Fifty-two male patients who had had surgery for adolescent idiopathic scoliosis were compared retrospectively with two groups of female patients: a random sample of 130 female patients who had had surgical treatment for adolescent idiopathic scoliosis during the same time period and a subgroup of fifty-two of these female patients who had been matched to the male patients with regard to curve type and magnitude.
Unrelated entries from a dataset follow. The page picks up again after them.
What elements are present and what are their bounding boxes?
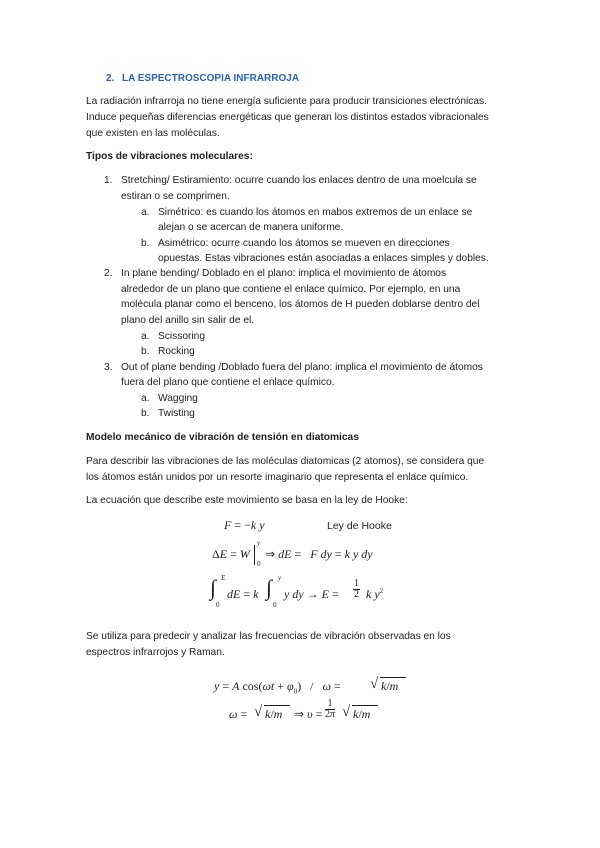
list-number: 3. — [104, 362, 113, 373]
sqrt-content: k/m — [265, 707, 283, 721]
sub-letter: b. — [141, 238, 150, 249]
list-item-line: fuera del plano que contiene el enlace químico. — [121, 377, 335, 388]
upper-limit: y — [278, 574, 282, 582]
list-number: 1. — [104, 175, 113, 186]
sub-letter: b. — [141, 346, 150, 357]
evaluation-bar — [254, 545, 255, 565]
sqrt-sign: √ — [254, 704, 263, 720]
sqrt-sign: √ — [370, 676, 379, 692]
intro-line: Induce pequeñas diferencias energéticas que generan los distintos estados vibracionales — [86, 112, 489, 123]
equation-hooke-label: Ley de Hooke — [327, 520, 392, 532]
equation-frequency-arrow: ⇒ υ = — [294, 707, 323, 721]
list-item-line: Out of plane bending /Doblado fuera del plano: implica el movimiento de átomos — [121, 362, 483, 373]
usage-line: Se utiliza para predecir y analizar las frecuencias de vibración observadas en los — [86, 631, 451, 642]
list-item-line: Stretching/ Estiramiento: ocurre cuando los enlaces dentro de una moelcula se — [121, 175, 477, 186]
equation-harmonic: y = A $\cos(\omega t + \varphi_0) / \omega$ = — [214, 679, 341, 696]
list-item-line: plano del anillo sin salir de el. — [121, 315, 255, 326]
integral-sign: ∫ — [210, 575, 217, 600]
sub-item-line: Rocking — [158, 346, 195, 357]
sqrt-bar — [380, 677, 406, 678]
equation-integral-right: y dy → E = — [284, 587, 339, 601]
lower-limit: 0 — [273, 601, 277, 609]
fraction-half: $\frac{1}{2}$ — [354, 578, 359, 600]
upper-limit: E — [221, 574, 226, 582]
sub-letter: a. — [141, 331, 150, 342]
sqrt-content: k/m — [353, 707, 371, 721]
model-text-line: Para describir las vibraciones de las moléculas diatomicas (2 atomos), se considera que — [86, 456, 485, 467]
lower-limit: 0 — [257, 560, 261, 568]
usage-line: espectros infrarrojos y Raman. — [86, 647, 225, 658]
sub-letter: a. — [141, 393, 150, 404]
equation-frequency: ω = — [229, 707, 248, 721]
sub-letter: a. — [141, 207, 150, 218]
equation-energy-work: ΔE = W — [212, 547, 250, 561]
sub-item-line: opuestas. Estas vibraciones están asociadas a enlaces simples y dobles. — [158, 253, 489, 264]
lower-limit: 0 — [216, 601, 220, 609]
list-item-line: estiran o se comprimen. — [121, 191, 230, 202]
list-item-line: molécula planar como el benceno, los átomos de H pueden doblarse dentro del — [121, 299, 480, 310]
intro-line: La radiación infrarroja no tiene energía suficiente para producir transiciones electrónicas. — [86, 96, 487, 107]
sqrt-sign: √ — [342, 704, 351, 720]
sub-item-line: Twisting — [158, 408, 195, 419]
sub-item-line: Wagging — [158, 393, 198, 404]
equation-integral-left: dE = k — [227, 587, 259, 601]
sub-item-line: Scissoring — [158, 331, 205, 342]
section-number: 2. — [106, 73, 115, 84]
intro-line: que existen en las moléculas. — [86, 128, 220, 139]
hooke-text: La ecuación que describe este movimiento se basa en la ley de Hooke: — [86, 495, 408, 506]
sqrt-bar — [264, 705, 290, 706]
list-number: 2. — [104, 268, 113, 279]
section-title: LA ESPECTROSCOPIA INFRARROJA — [122, 73, 300, 84]
sqrt-bar — [352, 705, 378, 706]
types-heading: Tipos de vibraciones moleculares: — [86, 151, 253, 162]
equation-hooke: F = −k y — [224, 518, 265, 532]
model-heading: Modelo mecánico de vibración de tensión en diatomicas — [86, 432, 359, 443]
sqrt-content: k/m — [381, 679, 399, 693]
list-item-line: alrededor de un plano que contiene el enlace químico. Por ejemplo, en una — [121, 284, 461, 295]
upper-limit: y — [257, 539, 261, 547]
model-text-line: los átomos están unidos por un resorte imaginario que representa el enlace químico. — [86, 472, 469, 483]
sub-item-line: alejan o se acercan de manera uniforme. — [158, 222, 344, 233]
equation-energy-work-rhs: ⇒ dE = F dy = k y dy — [265, 547, 373, 561]
equation-integral-result: k $y^2$ — [366, 587, 384, 601]
sub-item-line: Asimétrico: ocurre cuando los átomos se mueven en direcciones — [158, 238, 450, 249]
sub-item-line: Simétrico: es cuando los átomos en mabos extremos de un enlace se — [158, 207, 473, 218]
fraction-one-over-two-pi: $\frac{1}{2\pi}$ — [325, 698, 336, 720]
integral-sign: ∫ — [266, 575, 273, 600]
sub-letter: b. — [141, 408, 150, 419]
list-item-line: In plane bending/ Doblado en el plano: implica el movimiento de átomos — [121, 268, 447, 279]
Radiographic parameters were compared between the male and female patients, and the Scoliosis Research Society outcome questionnaire was used to compare functional results between the male patients and the matched female group.

Compared with the random sample of female patients, the male patients were older at the time of presentation (average [and standard deviation], 13.9 ± 1.9 compared with 12.8 ± 1.4 years) and at the time of surgery (average, 15.9 ± 2.0 compared with 14.2 ± 1.4 years). The male and female patients presented with primary coronal curves of similar magnitudes (average, 48° ± 19° compared with 47° ± 13°), but the male patients had larger curves at the time of surgery (average, 62° ± 11° compared with 56° ± 10°) with greater coronal plane imbalance. Compared with the subset of female patients matched for curve type and magnitude, the male patients had, on average, a longer surgical time (263 ± 61 compared with 202 ± 40 minutes), greater intraoperative blood loss (1148 ± 660 compared with 944 ± 408 mL), and less curve correction in the coronal plane (from 62° ± 11° to 31° ± 11° compared with from 59° ± 10° to 23° ± 9°) (p < 0.05). The loss of coronal plane correction, the final coronal balance, all measured sagittal plane parameters, and the prevalence of complications were the same in these two groups. With regard to functional outcome, the scores were similar with the exception that the male patients had lower scores in the category of "function from back condition" when compared with the matched female patients (3.8 ± 0.2 compared with 4.3 ± 0.3 points).

Adolescent idiopathic scoliosis is identified at a later age in male patients than in female patients with similar curve types. The curve magnitudes in the male patients are greater at the time of surgery. When surgeons are planning operative correction of adolescent idiopathic scoliosis in male patients, they should expect longer operative time, greater blood loss, and less coronal plane correction of the primary curve. However, balance in the coronal and sagittal planes should be achieved and complication rates and functional outcomes can be expected to be similar to those in female patients.